Another IT major Wipro's stock slipped to its 52-week low of Rs 169.40 in the current session. Other IT stocks such as Persistent Systems, Tata Elxsi, and Zensar Technologies are also trading near their 52 week lows reached in the previous session.
IT crash triggers, outlook
The correction in the IT stocks comes on fears of AI-led disruption, US-Iran war and global IT firm Accenture's weak guidance. These factors have cast a concerns over the upcoming Q1 earnings and outlook of the IT sector.
Ankur Punj, MD & Business Head at Equirus Wealth said, "The market is effectively pricing in slower revenue growth, lower pricing power, uncertainty around AI’s impact on staffing and weaker margins over the next 12–24 months. Rather than fearing a collapse in earnings, investors are assigning lower valuation multiples to the sector. Outlook Management commentary is likely to remain cautious. Deal wins may improve, but conversion into revenue could stay slow. Earnings downgrades remains a risk."
Indian IT stocks have remained under pressure in 2026 as investors assess the combined impact of rapid advances in generative artificial intelligence (AI) and weakening technology spending by global enterprises. The growing belief that AI could fundamentally reshape the traditional IT services business model has weighed heavily on sector valuations, leading to a broad-based correction in IT stocks.
Brokerages have also turned increasingly cautious on the industry's medium- to long-term growth prospects. According to Kotak Institutional Equities, AI is expected to open up new business opportunities, including legacy application modernization, enterprise AI implementation and digital transformation projects. However, these emerging revenue streams may not be sufficient to compensate for the slowdown in traditional application development, maintenance and outsourcing services that have historically driven growth for IT companies.
The cautious sentiment has been reinforced by recent commentary from industry leaders. Both Infosys and Accenture have issued subdued revenue guidance and reported weaker large-deal wins, highlighting a softer demand environment as clients remain selective with technology spending amid macroeconomic uncertainty.

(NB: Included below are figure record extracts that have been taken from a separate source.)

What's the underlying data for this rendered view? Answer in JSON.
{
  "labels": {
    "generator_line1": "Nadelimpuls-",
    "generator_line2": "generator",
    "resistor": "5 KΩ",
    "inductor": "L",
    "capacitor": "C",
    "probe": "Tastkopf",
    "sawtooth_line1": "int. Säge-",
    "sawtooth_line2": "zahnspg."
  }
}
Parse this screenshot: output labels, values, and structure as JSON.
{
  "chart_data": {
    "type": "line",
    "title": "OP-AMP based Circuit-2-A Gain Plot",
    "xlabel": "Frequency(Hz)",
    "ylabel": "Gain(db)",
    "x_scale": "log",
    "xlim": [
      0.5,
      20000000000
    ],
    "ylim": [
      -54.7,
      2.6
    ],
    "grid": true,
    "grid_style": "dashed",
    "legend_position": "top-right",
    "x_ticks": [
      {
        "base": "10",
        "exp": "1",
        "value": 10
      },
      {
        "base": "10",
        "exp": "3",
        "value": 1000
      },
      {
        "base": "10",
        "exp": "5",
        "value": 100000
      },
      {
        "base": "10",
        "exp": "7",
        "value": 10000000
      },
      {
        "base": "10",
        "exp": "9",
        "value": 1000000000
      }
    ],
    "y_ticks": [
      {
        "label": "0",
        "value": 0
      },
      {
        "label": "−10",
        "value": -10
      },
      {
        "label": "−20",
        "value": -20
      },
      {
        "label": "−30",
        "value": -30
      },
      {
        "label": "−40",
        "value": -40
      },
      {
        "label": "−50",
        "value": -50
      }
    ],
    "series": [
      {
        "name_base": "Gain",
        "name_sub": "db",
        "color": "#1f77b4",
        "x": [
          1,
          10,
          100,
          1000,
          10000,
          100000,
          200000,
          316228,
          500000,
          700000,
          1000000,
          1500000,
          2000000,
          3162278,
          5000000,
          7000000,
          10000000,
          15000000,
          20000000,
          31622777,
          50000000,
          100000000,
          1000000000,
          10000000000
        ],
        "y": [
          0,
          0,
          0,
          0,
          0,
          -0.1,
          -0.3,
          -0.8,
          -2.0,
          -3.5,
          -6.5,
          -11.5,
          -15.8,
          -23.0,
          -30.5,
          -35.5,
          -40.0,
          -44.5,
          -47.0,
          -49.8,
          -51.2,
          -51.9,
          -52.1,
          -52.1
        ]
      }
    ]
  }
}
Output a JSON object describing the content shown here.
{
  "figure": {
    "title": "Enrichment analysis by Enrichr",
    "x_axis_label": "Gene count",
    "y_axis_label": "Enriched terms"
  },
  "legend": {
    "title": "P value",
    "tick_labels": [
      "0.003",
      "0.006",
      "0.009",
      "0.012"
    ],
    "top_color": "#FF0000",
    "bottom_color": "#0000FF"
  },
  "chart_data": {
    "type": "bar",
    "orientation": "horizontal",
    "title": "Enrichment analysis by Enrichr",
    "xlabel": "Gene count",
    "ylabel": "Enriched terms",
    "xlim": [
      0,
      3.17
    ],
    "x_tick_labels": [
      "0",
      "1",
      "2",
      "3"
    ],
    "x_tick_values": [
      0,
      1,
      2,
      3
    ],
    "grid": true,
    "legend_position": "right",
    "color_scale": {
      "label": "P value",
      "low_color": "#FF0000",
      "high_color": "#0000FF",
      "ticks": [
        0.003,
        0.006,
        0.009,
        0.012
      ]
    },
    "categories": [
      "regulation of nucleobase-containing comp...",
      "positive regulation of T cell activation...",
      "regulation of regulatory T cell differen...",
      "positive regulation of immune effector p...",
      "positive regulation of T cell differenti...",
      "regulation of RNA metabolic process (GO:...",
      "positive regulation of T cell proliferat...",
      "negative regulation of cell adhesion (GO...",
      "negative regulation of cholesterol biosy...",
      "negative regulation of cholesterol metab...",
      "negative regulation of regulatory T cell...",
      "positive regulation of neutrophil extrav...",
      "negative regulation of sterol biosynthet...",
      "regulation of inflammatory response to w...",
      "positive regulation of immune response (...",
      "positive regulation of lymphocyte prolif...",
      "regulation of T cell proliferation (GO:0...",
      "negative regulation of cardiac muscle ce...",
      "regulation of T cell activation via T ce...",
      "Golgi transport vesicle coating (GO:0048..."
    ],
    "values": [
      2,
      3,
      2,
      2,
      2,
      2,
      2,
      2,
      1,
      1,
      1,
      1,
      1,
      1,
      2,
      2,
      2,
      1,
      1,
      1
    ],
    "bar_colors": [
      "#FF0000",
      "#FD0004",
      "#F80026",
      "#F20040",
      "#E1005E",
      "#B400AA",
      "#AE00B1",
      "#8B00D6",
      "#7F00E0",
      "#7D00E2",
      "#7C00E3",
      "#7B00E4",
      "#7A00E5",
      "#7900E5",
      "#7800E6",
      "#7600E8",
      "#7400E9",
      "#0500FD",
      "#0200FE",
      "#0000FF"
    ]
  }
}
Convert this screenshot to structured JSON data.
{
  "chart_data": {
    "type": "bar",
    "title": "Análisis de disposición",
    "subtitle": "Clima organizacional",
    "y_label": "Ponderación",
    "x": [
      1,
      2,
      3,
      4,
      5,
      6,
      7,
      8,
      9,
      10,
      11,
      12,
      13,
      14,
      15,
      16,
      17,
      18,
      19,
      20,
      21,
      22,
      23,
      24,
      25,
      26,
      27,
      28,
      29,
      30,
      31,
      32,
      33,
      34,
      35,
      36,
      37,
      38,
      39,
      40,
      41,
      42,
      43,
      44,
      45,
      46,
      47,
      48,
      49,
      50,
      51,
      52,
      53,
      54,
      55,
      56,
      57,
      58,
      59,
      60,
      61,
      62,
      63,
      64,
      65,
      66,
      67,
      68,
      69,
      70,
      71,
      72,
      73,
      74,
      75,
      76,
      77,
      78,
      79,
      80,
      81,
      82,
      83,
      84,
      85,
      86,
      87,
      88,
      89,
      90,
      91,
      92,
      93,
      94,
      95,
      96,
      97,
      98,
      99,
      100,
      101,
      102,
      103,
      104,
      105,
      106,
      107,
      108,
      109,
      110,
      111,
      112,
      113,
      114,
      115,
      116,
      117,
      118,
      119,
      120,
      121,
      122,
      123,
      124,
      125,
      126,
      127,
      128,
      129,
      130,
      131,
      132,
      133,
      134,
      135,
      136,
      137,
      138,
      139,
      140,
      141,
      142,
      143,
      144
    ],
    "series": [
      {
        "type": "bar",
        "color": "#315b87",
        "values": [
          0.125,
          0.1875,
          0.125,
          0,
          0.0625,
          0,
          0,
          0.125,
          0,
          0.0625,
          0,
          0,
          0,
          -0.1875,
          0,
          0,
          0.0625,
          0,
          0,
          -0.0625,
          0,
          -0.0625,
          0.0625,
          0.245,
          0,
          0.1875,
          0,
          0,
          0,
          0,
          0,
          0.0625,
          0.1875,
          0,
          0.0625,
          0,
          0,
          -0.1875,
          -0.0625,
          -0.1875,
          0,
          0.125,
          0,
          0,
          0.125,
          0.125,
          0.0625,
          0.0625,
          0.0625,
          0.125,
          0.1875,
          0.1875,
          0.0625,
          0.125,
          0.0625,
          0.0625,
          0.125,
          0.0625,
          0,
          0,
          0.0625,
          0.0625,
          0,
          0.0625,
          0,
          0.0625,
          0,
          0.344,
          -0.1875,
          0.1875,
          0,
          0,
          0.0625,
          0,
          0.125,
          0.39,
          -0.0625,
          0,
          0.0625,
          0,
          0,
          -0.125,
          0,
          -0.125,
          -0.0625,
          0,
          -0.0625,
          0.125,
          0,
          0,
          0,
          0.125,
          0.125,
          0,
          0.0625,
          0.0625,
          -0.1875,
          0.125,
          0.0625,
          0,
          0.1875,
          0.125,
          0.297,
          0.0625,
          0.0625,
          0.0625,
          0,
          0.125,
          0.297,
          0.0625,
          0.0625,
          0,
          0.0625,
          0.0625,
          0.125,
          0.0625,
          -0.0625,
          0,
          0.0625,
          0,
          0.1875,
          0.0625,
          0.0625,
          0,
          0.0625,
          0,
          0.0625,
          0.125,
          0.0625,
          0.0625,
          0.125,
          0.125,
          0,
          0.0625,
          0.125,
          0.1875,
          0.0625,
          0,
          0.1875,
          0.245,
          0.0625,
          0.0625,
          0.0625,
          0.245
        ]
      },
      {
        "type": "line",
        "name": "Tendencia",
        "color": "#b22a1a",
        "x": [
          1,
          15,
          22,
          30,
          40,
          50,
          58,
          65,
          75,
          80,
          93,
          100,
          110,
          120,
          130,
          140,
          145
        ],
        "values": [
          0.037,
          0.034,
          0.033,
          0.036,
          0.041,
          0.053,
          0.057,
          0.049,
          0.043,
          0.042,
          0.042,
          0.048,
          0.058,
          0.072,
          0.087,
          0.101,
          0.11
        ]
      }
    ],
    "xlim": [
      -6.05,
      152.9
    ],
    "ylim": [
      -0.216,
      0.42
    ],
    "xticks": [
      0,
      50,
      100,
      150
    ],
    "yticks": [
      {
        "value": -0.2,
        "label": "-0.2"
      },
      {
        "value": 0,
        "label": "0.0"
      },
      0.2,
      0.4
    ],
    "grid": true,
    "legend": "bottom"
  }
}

Nishchal Jain, Quant Researcher, Share.Market by PhonePe said, "The sell-off reflects growing investor caution toward the sector as market participants reassess near-term growth visibility for Indian IT services companies in a challenging global demand environment.
The current de-rating appears to be a valuation adjustment for a sector where near-term growth expectations had run ahead of immediate demand realities. In the short term, traders may remain cautious until there is clearer evidence of demand recovery, deal conversion and stabilisation in sector leadership stocks. For long-term investors, however, the correction may create selective opportunities in large-cap IT companies with strong balance sheets, diversified client bases, robust execution capabilities and the ability to transition toward AI-first service models."
Brokerage JPMorgan in a report said India's information technology sector could remain trapped in a prolonged period of sluggish growth as artificial intelligence-driven disruption and geopolitical uncertainty continue to dampen enterprise technology spending.
The brokerage said the industry is navigating one of its most challenging demand environments in years, with structural changes driven by AI coinciding with a weak global business cycle. As companies reassess their technology budgets, JPMorgan believes a meaningful recovery in IT services growth is unlikely in the near term.
According to the report, the sector has delivered only 2-3% revenue growth over the past three years, and the impact of AI-led productivity improvements is still in its early stages. Since the industry is only in the second year of what JPMorgan describes as "AI deflation," the brokerage expects growth headwinds to persist over the next two years.